HMLYCP (Korean: 혜미리예채파; lit. Hyemiriyechaepa, stylized as HyeMiLeeYeChaePa) is an ongoing South Korean reality-variety show that airs on ENA from March 12, 2023, every Sunday at 19:50 (KST).

Background
HMLYCP is an entertainment show that captures the complex life of the Hye-mi-Ri Ye-Chae group struggling to settle comfortably in a remote mountain village. Under the slogan of 'from no ownership to full ownership', Lee Hye-ri, (G)I-dle's Cho Mi-yeon, Leejung Lee, Choi Ye-na, Le Sserafim's Kim Chae-won, and Patricia will provide fun by obtaining necessary supplies for housing and filling empty houses through various missions.

Cast and characters

Production
This is the first entertainment program from PD Lee Tae-kyung, who led Amazing Saturday, after moving to PD Kim Tae-ho's production company, TEO, and also the second project to launch by Kim's division on ENA along with Earth Globe Tour.

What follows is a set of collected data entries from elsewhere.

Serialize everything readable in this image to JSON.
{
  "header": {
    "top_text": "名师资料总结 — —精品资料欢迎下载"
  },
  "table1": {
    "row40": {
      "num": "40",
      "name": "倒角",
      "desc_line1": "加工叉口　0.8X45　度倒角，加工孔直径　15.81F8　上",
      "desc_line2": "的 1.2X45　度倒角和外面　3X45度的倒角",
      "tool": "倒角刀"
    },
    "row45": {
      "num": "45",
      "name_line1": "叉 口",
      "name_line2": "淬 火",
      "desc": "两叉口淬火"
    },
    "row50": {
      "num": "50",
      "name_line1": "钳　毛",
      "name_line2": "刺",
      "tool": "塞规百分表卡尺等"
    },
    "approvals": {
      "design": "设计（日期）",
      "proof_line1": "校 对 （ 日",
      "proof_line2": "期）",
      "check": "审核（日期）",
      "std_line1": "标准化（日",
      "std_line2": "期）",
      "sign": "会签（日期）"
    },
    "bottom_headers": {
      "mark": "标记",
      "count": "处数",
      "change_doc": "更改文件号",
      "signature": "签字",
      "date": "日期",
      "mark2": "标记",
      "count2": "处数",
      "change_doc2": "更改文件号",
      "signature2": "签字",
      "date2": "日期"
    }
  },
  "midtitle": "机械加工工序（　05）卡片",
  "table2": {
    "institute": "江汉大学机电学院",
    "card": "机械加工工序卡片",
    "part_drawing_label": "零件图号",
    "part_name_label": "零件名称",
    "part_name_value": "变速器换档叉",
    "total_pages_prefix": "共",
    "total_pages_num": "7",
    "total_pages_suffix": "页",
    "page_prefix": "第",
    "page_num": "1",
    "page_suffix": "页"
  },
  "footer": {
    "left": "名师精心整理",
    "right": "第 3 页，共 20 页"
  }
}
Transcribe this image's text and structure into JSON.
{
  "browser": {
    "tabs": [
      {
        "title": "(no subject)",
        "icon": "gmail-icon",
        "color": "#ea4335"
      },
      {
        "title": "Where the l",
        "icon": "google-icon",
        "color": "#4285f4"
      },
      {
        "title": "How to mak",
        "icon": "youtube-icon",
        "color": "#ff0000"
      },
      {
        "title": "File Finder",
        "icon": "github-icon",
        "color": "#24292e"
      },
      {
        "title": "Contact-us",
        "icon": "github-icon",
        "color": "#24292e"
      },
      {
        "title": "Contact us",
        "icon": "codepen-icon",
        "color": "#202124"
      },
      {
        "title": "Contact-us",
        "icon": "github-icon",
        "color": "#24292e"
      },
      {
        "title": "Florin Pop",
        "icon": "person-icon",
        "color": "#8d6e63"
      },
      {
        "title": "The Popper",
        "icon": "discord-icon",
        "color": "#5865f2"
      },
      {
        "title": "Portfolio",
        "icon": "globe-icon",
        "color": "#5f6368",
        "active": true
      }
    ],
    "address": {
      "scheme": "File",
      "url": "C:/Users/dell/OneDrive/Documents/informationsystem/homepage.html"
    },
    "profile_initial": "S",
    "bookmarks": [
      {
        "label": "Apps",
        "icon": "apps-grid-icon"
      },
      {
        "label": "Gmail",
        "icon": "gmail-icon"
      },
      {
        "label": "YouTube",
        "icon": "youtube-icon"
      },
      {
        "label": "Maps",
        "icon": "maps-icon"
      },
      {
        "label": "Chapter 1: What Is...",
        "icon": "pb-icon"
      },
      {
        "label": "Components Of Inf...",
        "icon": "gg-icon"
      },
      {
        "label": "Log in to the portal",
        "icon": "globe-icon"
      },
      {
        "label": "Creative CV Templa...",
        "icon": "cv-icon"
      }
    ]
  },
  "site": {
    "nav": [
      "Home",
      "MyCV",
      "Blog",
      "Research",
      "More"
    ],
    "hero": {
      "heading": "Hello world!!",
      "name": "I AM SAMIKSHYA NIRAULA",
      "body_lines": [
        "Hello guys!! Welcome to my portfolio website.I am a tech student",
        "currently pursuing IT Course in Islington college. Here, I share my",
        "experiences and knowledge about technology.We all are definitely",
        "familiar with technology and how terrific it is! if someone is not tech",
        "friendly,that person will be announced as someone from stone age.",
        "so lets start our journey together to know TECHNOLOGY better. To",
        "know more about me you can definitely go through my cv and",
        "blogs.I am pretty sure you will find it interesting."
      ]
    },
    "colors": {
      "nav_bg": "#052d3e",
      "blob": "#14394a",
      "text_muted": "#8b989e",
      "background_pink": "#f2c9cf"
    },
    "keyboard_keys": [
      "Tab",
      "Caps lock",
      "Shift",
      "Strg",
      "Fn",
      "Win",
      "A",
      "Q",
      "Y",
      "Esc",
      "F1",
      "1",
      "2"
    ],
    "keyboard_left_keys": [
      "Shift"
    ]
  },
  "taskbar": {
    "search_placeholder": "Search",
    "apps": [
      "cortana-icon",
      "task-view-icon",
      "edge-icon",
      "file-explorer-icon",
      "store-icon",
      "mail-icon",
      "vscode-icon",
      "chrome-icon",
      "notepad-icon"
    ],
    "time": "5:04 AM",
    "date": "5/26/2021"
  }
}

The program is scheduled to be broadcast in March.

The program was first announced on January 31, 2023, with the list of the cast Lee Hye-ri, Cho Mi-yeon, Leejung Lee, Choi Ye-na, Kim Chae-won, and Patricia. In choosing Lee Hye-ri, PD Lee Tae-kyung noted that he had met her for the second time after Amazing Saturday, "[She] has very outstanding abilities. It requires brains, but Hyeri shows it to an amazing extent. She is also a really great player who has the ability to create characters for the people around her. I really wanted to do the project again." This program marks Cho Mi-yeon's first fixed variety show.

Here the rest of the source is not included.